Although listed as one of the most significant events of the last 80 years, the space weather storm of late May 1967 has been of mostly fading academic interest. The storm made its initial mark with a colossal solar radio burst causing radio interference at frequencies between 0.01 – 9.0 GHz and near-simultaneous disruptions of dayside radio communication by intense fluxes of ionizing solar X-rays.
“Aspects of military control and communication were immediately challenged. Within hours, a solar energetic particle event disrupted high-frequency communication in the polar cap. Subsequently, record-setting geomagnetic and ionospheric storms compounded the disruptions,” study authors say.
This story develops during the rapid rise of Solar Cycle 20 and the intense Cold War in the latter half of the 20th Century. Authors detail the events of late May 1967 in the intersecting categories of solar-terrestrial interactions and the political-military backdrop of the Cold War. This was one of the “Great Storms” of the 20th century, despite the lack of large geomagnetically-induced currents.
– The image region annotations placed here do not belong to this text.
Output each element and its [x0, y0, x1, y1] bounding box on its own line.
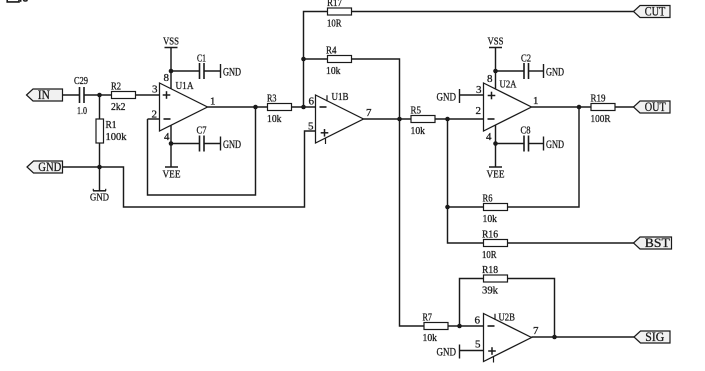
wire U1A output	[208, 106, 268, 108]
wire R4 to output node	[352, 59, 400, 119]
wire R17 to CUT	[352, 11, 634, 13]
port OUT	[634, 99, 671, 114]
svg-text:5: 5	[475, 339, 481, 351]
wire VSS to U1A pin8	[170, 48, 172, 90]
wire R4 branch	[304, 58, 328, 60]
op-amp U2A	[484, 79, 532, 132]
U1B output junction	[397, 117, 402, 122]
capacitor C2	[521, 53, 531, 80]
wire U1A feedback loop	[148, 107, 256, 195]
svg-text:C7: C7	[197, 125, 207, 137]
svg-text:5: 5	[308, 121, 314, 133]
power VEE (U2A)	[487, 167, 505, 181]
U2A pin8 junction	[493, 69, 498, 74]
wire output node down to R7	[400, 119, 425, 326]
resistor R7	[423, 312, 449, 345]
U2A pin2 junction	[445, 117, 450, 122]
svg-text:4: 4	[486, 131, 492, 143]
svg-text:1: 1	[210, 96, 216, 108]
svg-text:10k: 10k	[411, 125, 426, 137]
svg-text:R19: R19	[591, 93, 606, 105]
svg-text:GND: GND	[437, 90, 457, 104]
svg-text:IN: IN	[38, 87, 51, 102]
wire R19 to OUT	[615, 106, 634, 108]
svg-text:R7: R7	[423, 312, 433, 324]
svg-text:CUT: CUT	[645, 4, 666, 19]
svg-text:10k: 10k	[267, 113, 282, 125]
svg-text:3: 3	[152, 84, 158, 96]
svg-text:10R: 10R	[327, 18, 342, 30]
gnd flag at C1	[204, 64, 241, 79]
svg-text:GND: GND	[223, 137, 241, 151]
op-amp U1A	[160, 80, 208, 131]
svg-text:GND: GND	[546, 65, 564, 79]
svg-text:GND: GND	[437, 344, 457, 358]
wire U2A output	[532, 106, 592, 108]
wire pin4 to C8	[496, 143, 525, 145]
resistor R2	[111, 81, 136, 114]
resistor R18	[482, 264, 508, 297]
wire pin6 node up to R18	[460, 279, 484, 327]
gnd flag at U2A pin3	[437, 89, 484, 104]
svg-text:GND: GND	[90, 193, 109, 204]
svg-text:R4: R4	[326, 45, 337, 57]
svg-text:C29: C29	[74, 75, 88, 87]
wire U1A pin2 input	[148, 118, 160, 120]
R4 tap junction	[301, 57, 306, 62]
resistor R4	[326, 45, 352, 78]
gnd flag at C7	[204, 137, 241, 152]
svg-text:8: 8	[487, 73, 493, 85]
wire R7 to U2B pin6	[448, 325, 484, 327]
resistor R19	[591, 93, 616, 126]
wire pin6 node up to R17	[304, 12, 328, 108]
U2A pin4 junction	[493, 141, 498, 146]
svg-text:GND: GND	[546, 137, 564, 151]
svg-text:6: 6	[475, 315, 481, 327]
port CUT	[634, 4, 671, 19]
wire U2A pin4 to VEE	[495, 125, 497, 167]
svg-text:VSS: VSS	[488, 36, 504, 48]
svg-text:2k2: 2k2	[111, 101, 126, 113]
port SIG	[634, 329, 670, 344]
capacitor C29	[74, 75, 88, 103]
svg-text:GND: GND	[223, 65, 241, 79]
wire pin8 to C1	[171, 70, 200, 72]
U2B output junction	[552, 335, 557, 340]
ground node junction	[97, 165, 102, 170]
power VSS (U2A)	[488, 36, 504, 48]
svg-text:U2A: U2A	[500, 79, 517, 91]
wire U1A pin4 to VEE	[170, 125, 172, 167]
svg-text:VEE: VEE	[487, 169, 505, 181]
wire R3 to U1B pin6	[292, 106, 316, 108]
svg-text:SIG: SIG	[645, 329, 664, 344]
wire GND port to node	[63, 166, 100, 168]
power VEE (U1A)	[163, 167, 181, 181]
svg-text:10R: 10R	[482, 249, 497, 261]
svg-text:6: 6	[309, 96, 315, 108]
svg-text:100R: 100R	[591, 113, 612, 125]
svg-text:10k: 10k	[483, 213, 498, 225]
svg-text:R5: R5	[411, 105, 422, 117]
wire R2 to U1A pin3	[136, 94, 160, 96]
svg-text:VEE: VEE	[163, 169, 181, 181]
node A junction	[97, 93, 102, 98]
port BST	[634, 235, 672, 250]
capacitor C1	[197, 53, 206, 80]
wire R18 to U2B output	[508, 279, 555, 338]
wire U1B output	[364, 118, 412, 120]
svg-text:R6: R6	[483, 193, 493, 205]
svg-text:100k: 100k	[106, 131, 127, 143]
capacitor C8	[521, 125, 531, 152]
port IN	[27, 87, 63, 102]
svg-text:C8: C8	[521, 125, 531, 137]
svg-text:7: 7	[366, 107, 372, 119]
svg-text:2: 2	[476, 105, 482, 117]
capacitor C7	[197, 125, 207, 152]
wire pin2 node down	[448, 119, 484, 243]
wire pin4 to C7	[171, 143, 200, 145]
wire R1 to ground node	[99, 143, 101, 167]
resistor R17	[327, 0, 352, 30]
U1B pin6 junction	[301, 105, 306, 110]
svg-text:C2: C2	[521, 53, 531, 65]
svg-text:GND: GND	[38, 159, 61, 174]
wire ground to U1B pin5	[100, 131, 316, 207]
resistor R1	[96, 119, 104, 143]
op-amp U1B	[316, 91, 364, 144]
U1A pin8 junction	[169, 69, 174, 74]
wire R6 branch	[448, 206, 484, 208]
svg-text:3: 3	[476, 84, 482, 96]
svg-text:4: 4	[164, 131, 170, 143]
ground symbol GND	[99, 167, 101, 191]
svg-text:8: 8	[164, 72, 170, 84]
wire R6 to output node	[508, 107, 580, 207]
power VSS (U1A)	[163, 36, 179, 48]
svg-text:U1B: U1B	[332, 91, 349, 103]
resistor R6	[483, 193, 508, 226]
svg-text:U1A: U1A	[176, 80, 194, 92]
svg-text:U2B: U2B	[499, 312, 516, 324]
wire C29 to node A	[84, 94, 112, 96]
svg-text:10k: 10k	[326, 65, 341, 77]
op-amp U2B	[484, 312, 532, 363]
svg-text:R16: R16	[482, 229, 498, 241]
wire IN to C29	[63, 94, 80, 96]
svg-text:39k: 39k	[482, 285, 498, 297]
gnd flag at C8	[529, 137, 565, 152]
wire R5 to U2A pin2	[435, 118, 484, 120]
svg-text:1.0: 1.0	[77, 105, 87, 117]
svg-text:10k: 10k	[423, 332, 438, 344]
svg-text:7: 7	[533, 325, 539, 337]
R6 tap junction	[445, 205, 450, 210]
svg-text:BST: BST	[645, 235, 670, 250]
svg-text:R3: R3	[267, 93, 277, 105]
port GND (input ground)	[27, 159, 63, 174]
wire R16 to BST	[508, 242, 634, 244]
svg-text:VSS: VSS	[163, 36, 179, 48]
resistor R3	[267, 93, 292, 126]
svg-text:OUT: OUT	[645, 99, 666, 114]
svg-text:R18: R18	[482, 264, 498, 276]
gnd flag at C2	[529, 64, 565, 79]
wire pin8 to C2	[496, 70, 525, 72]
resistor R16	[482, 229, 508, 262]
U2A output junction	[577, 105, 582, 110]
svg-text:R1: R1	[106, 119, 117, 131]
svg-text:1: 1	[533, 95, 539, 107]
svg-text:R17: R17	[327, 0, 342, 9]
resistor R5	[411, 105, 436, 138]
screen artifact (cut-off toolbar glyphs)	[7, 0, 19, 2]
svg-text:R2: R2	[111, 81, 121, 93]
U2B pin6 junction	[457, 324, 462, 329]
gnd flag at U2B pin5	[437, 344, 484, 358]
U1A pin4 junction	[169, 141, 174, 146]
wire node A to R1	[99, 95, 101, 119]
wire U2B output to SIG	[532, 336, 635, 338]
svg-text:C1: C1	[197, 53, 206, 65]
wire VSS to U2A pin8	[495, 48, 497, 90]
U1A output junction	[253, 105, 258, 110]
Solar storm of May 23, 1967
On May 18, 1967, an unusually large group of sunspots with intense magnetic fields appeared in one region of the Sun. On May 23, observatories in New Mexico and Colorado saw a flare visible to the naked eye while a solar radio observatory in Massachusetts reported the Sun was emitting unprecedented levels of radio waves.
A significant worldwide geomagnetic storm was forecast to occur within 36 – 48 hours, according to a bulletin from NORAD’s Solar Forecast Center in Colorado Springs, Colorado on May 23.
As the solar flare event unfolded on May 23, radars at all three Ballistic Missile Early Warning System (BMEWS) sites in the far northern hemisphere were disrupted. The radars, designed to detect incoming Soviet missiles, appeared to be jammed, which, if true, would be considered as an act of war.
The Air Force prepared aircraft for war, thinking the nation’s surveillance radars in polar regions were being jammed by the Soviet Union. Just in time, military space weather forecasters conveyed information about the solar storm’s potential to disrupt radar and radio communications. The planes remained on the ground and the U.S. avoided a potential nuclear weapon exchange with the Soviet Union.
Retired Colonel Arnold L. Snyder, a solar forecaster at NORAD’s Solar Forecast Center, was on duty that day. The tropospheric weather forecaster told him the NORAD Command Post had asked about any solar activity that might be occurring.
“I specifically recall responding with excitement, ‘Yes, half the Sun has blown away,’ and then related the event details in a calmer, more quantitative way,” Snyder said.
Along with the information from the Solar Forecast Center, NORAD learned the three BMEWS sites were in sunlight and could receive radio emissions coming from the Sun. These facts suggested the radars were being ‘jammed’ by the Sun, not the Soviet Union, Snyder said. As solar radio emissions waned, the ‘jamming’ also waned, further suggesting the Sun was to blame, he said.